Die erste offizielle Erwähnung von Rosenkohl unter dem Namen „Choux de Bruxelles“ datiert aus dem Jahr 1785, aber schon in einer alten Brüsseler Marktordnung des 13. Jahrhunderts ist von einer speziellen Brüsseler Kohlart die Rede unter dem Namen „Spryten“. Dieser Name wird in Belgien noch heute für den Rosenkohl genutzt; in den Niederlanden spricht man von „spruitjes“. Ab etwa 1810 wurde Rosenkohl auch in Frankreich verzehrt und ab 1850 in England und in Nordamerika.

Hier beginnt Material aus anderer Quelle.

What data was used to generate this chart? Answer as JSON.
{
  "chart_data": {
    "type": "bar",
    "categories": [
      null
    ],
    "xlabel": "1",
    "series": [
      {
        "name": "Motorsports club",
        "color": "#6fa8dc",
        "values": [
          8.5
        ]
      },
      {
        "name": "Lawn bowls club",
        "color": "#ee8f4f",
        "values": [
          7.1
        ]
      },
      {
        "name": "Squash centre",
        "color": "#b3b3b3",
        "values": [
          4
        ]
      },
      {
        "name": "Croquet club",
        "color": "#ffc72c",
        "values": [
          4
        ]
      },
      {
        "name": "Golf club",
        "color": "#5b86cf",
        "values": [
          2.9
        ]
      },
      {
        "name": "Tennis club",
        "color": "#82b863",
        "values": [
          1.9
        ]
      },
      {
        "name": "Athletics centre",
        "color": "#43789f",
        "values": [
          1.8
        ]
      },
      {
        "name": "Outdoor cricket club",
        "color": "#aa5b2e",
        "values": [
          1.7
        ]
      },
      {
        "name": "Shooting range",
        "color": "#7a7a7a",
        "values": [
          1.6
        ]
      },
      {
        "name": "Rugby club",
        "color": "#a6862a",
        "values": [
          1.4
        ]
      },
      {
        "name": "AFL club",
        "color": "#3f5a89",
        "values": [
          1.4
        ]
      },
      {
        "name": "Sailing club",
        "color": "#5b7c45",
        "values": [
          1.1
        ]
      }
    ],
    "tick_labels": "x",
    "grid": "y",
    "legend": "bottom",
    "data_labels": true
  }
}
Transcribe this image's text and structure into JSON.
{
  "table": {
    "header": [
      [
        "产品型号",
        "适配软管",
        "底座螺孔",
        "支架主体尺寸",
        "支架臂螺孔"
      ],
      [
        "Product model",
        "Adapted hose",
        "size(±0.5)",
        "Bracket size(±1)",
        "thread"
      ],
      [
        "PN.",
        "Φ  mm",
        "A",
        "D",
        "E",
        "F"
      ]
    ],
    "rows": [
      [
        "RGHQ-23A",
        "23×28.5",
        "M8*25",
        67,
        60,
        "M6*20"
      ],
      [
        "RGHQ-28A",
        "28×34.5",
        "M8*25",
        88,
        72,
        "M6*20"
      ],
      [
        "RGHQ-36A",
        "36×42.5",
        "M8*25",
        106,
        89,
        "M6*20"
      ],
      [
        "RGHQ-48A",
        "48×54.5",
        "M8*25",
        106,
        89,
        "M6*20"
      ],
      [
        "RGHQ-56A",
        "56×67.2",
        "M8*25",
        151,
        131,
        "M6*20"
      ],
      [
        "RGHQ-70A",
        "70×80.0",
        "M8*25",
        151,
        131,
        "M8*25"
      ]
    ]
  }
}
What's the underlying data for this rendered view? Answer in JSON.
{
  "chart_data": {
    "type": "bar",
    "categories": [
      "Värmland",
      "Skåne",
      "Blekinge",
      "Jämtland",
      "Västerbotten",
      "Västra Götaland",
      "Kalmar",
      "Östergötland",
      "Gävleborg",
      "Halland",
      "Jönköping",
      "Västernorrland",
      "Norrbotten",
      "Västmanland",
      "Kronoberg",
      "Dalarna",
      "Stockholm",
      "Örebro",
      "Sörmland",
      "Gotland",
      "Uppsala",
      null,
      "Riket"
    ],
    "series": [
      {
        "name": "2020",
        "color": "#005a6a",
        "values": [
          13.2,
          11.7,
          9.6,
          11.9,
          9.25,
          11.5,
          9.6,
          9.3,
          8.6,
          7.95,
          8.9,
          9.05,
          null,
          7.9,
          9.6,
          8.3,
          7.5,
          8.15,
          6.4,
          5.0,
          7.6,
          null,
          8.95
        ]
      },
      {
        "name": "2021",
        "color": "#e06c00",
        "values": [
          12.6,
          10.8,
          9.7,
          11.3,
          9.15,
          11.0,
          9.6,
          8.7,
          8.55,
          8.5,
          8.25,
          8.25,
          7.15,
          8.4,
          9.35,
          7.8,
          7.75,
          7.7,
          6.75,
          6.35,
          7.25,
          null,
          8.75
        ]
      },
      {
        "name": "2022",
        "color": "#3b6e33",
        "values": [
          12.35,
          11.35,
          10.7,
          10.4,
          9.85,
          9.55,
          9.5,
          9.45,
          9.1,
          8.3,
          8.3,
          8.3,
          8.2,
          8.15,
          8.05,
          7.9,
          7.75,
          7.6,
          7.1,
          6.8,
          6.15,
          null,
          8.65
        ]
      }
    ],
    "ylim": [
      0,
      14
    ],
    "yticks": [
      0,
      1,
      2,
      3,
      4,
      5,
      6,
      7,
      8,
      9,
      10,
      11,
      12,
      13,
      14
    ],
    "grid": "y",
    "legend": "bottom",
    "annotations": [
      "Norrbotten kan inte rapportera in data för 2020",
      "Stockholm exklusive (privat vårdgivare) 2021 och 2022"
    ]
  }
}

Rosenkohl entstand, ob nun gezielt oder durch Zufall, als Kreuzung aus dem Sprossenkohl und dem landläufigen Kohlkopf. Rosenkohl (lateinisch Brassica Oleracea, Var. Gemmifera) gehört zur Familie der Kreuzblütler. Er wächst am besten in unseren oder auch etwas nördlicheren Breiten auf einem nährstoffreichen Lehm-Sand-Boden. Die 2-jährige Pflanze ist frosthart; im Sommer wächst sie zu einer stattlichen Größe von 80 bis 150 cm heran. Große wechselständige Kohlblätter säumen den Stiel. Im Winter bilden sich in den Blattachseln viele kleine Knospen, die „Rosen“, aus denen im kommenden Jahr Blütenstände und Samen in Schoten entstehen würden, wenn die Knospen nicht im Winter als Gemüse abgeerntet würden.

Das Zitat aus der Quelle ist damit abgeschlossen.